Sejarah kompleks Rusia dengan Lebanon dan Hizbullah

Mengenai Lebanon, kepentingan Rusia agak terbatas. Selama masa Soviet, mahasiswa Lebanon, khususnya anggota Partai Komunis, diundang untuk menghadiri Universitas Patrice Lumumba di Moskow – dan masih ada sedikit simpati terhadap Rusia modern, yang diwujudkan oleh papan reklame Putin yang kadang-kadang dipajang di daerah Syiah dan Kristen Ortodoks.

“Uni Soviet sangat aktif dengan partai-partai komunis di sini dan mereka memiliki kepentingan yang sama,” kata Levina, termasuk mengenai Palestina dan warga Armenia yang tinggal di Lebanon.

Saat ini, hubungan Rusia dengan Lebanon tidak seluas itu, katanya – dan jika menyangkut Hizbullah, hubungan tersebut telah lama menjadi rumit.

Selama Perang Saudara Lebanon, yang berlangsung antara tahun 1975 dan 1990, Hizbullah konon menyandera tiga diplomat Soviet sebagai cara untuk menekan Moskow agar menggunakan pengaruhnya atas Suriah guna menghentikan penembakan terhadap posisi di Tripoli. Setelah seorang sandera dieksekusi, KGB dilaporkan menanggapi dengan menculik dan mengebiri kerabat pemimpin Hizbullah dan menyerahkan apendisnya.
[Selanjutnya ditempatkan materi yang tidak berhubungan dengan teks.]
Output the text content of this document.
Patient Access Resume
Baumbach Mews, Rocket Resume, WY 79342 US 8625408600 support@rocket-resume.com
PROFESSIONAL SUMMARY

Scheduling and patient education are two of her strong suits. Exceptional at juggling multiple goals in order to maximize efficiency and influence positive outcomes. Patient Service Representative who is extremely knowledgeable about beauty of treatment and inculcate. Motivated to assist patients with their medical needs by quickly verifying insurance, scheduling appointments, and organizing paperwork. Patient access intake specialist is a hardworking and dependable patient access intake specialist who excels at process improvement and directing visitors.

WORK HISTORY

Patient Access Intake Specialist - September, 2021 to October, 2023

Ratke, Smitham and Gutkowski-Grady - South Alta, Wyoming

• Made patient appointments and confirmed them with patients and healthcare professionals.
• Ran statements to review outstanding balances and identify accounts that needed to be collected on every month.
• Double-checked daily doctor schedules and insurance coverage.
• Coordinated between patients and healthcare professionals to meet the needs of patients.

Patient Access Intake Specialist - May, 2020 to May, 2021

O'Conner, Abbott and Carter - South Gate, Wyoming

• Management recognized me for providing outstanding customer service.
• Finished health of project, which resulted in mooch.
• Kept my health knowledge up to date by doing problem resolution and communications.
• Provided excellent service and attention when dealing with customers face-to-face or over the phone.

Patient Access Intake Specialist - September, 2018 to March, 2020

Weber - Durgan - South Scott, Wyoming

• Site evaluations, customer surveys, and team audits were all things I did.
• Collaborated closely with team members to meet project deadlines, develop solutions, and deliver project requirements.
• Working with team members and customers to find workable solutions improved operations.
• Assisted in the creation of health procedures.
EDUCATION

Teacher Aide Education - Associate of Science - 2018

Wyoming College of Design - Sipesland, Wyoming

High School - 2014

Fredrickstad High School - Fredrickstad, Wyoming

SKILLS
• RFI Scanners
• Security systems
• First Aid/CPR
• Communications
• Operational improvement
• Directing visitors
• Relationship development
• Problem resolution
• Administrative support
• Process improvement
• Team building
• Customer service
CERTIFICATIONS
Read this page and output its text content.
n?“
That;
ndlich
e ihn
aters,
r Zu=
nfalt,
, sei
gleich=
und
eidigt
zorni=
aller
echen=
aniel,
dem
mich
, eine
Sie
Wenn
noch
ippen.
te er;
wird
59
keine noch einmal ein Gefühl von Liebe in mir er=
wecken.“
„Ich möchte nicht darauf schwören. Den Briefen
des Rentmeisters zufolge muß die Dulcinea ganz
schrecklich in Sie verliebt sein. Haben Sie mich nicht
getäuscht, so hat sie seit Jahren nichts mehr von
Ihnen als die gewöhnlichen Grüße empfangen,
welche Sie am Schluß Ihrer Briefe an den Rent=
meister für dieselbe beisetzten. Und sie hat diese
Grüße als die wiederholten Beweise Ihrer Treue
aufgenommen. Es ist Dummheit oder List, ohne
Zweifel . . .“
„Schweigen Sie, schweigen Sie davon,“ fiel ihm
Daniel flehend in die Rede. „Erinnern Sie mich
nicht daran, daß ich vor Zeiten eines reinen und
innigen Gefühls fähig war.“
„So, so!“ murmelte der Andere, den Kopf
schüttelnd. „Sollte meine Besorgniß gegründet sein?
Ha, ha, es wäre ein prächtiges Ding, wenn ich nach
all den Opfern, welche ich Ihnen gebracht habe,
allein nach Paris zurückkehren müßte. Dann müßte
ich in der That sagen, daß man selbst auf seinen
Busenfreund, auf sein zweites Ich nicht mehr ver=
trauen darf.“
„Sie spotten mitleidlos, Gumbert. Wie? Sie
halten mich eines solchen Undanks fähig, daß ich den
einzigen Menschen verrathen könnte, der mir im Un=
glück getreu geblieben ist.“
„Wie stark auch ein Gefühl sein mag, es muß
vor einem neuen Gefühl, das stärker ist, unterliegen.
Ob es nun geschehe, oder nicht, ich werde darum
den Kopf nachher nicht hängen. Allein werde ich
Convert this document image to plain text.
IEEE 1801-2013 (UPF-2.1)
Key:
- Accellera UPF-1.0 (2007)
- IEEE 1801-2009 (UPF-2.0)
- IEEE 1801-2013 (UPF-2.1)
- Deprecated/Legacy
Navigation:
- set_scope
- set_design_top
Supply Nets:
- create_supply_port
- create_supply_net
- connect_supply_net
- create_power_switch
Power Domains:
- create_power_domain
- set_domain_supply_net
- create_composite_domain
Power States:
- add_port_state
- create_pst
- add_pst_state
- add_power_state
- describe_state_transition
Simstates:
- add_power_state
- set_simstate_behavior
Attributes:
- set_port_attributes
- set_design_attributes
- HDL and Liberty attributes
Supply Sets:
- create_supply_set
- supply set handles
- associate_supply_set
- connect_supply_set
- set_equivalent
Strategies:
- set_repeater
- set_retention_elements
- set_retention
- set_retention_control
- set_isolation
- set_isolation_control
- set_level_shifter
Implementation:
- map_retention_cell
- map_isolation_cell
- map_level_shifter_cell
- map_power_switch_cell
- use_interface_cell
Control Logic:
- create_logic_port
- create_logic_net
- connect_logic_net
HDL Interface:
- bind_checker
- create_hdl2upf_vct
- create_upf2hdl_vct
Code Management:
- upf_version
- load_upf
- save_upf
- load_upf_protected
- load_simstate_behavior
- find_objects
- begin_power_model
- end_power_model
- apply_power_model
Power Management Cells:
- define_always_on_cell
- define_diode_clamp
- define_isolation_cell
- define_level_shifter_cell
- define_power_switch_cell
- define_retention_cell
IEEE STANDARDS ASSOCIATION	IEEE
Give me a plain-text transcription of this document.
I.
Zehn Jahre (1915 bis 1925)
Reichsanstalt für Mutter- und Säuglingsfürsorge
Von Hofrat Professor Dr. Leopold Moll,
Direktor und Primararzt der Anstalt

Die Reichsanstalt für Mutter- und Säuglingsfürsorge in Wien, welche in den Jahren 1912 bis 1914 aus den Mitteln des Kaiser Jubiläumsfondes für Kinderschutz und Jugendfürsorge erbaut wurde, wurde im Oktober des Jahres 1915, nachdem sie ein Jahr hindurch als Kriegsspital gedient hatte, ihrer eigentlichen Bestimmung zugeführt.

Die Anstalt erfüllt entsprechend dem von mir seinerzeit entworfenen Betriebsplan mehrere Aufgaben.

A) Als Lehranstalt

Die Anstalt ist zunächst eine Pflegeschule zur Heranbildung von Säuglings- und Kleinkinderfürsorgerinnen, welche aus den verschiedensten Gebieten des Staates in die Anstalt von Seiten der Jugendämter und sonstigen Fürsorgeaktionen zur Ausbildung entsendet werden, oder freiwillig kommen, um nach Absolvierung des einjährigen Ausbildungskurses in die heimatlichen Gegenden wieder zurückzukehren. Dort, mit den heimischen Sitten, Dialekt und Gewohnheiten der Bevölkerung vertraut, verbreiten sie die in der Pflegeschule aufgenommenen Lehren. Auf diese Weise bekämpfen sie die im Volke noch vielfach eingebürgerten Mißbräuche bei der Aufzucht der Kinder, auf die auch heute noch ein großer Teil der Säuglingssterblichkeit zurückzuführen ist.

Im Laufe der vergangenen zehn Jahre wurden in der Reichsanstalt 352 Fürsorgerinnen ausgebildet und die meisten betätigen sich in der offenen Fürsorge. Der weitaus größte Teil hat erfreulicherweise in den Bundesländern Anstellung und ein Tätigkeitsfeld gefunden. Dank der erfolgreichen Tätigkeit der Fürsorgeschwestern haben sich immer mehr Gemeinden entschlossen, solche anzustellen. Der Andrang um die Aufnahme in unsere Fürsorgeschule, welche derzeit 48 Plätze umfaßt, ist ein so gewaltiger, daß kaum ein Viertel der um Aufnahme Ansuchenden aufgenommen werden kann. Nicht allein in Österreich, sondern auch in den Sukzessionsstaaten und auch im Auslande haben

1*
Sisa sandera segera dibebaskan. Laporan ini belum diverifikasi secara resmi oleh Hizbullah atau Kremlin.

Sekutu de facto tersebut masih belum terlalu dekat, dan telah dilaporkan adanya ketegangan atas keberadaan Hizbullah yang terus berlanjut di Suriah.

Pada hari Kamis, sebuah pesawat darurat Rusia mengevakuasi 60 anggota keluarga staf diplomatik dari Lebanon, tetapi lebih dari 3.000 warga negara Rusia masih berada di negara itu. Pesawat yang sama mengirimkan 33 ton bantuan kemanusiaan, termasuk makanan, pasokan medis, dan generator listrik. Evakuasi lebih lanjut dapat dilakukan setelahnya.

Sementara itu, Levina berharap Hizbullah akan menghambat kemajuan Israel.

"Tentu saja itu sangat tidak menyenangkan, tetapi invasi darat itu, bolehkah saya katakan, merupakan kabar baik karena ini adalah ketiga kalinya Israel melakukan kesalahan ini," katanya, mengacu pada invasi dan pendudukan Israel di Lebanon pada tahun 1982, dan perang pada tahun 2006.

"Dan mereka sama sekali tidak belajar."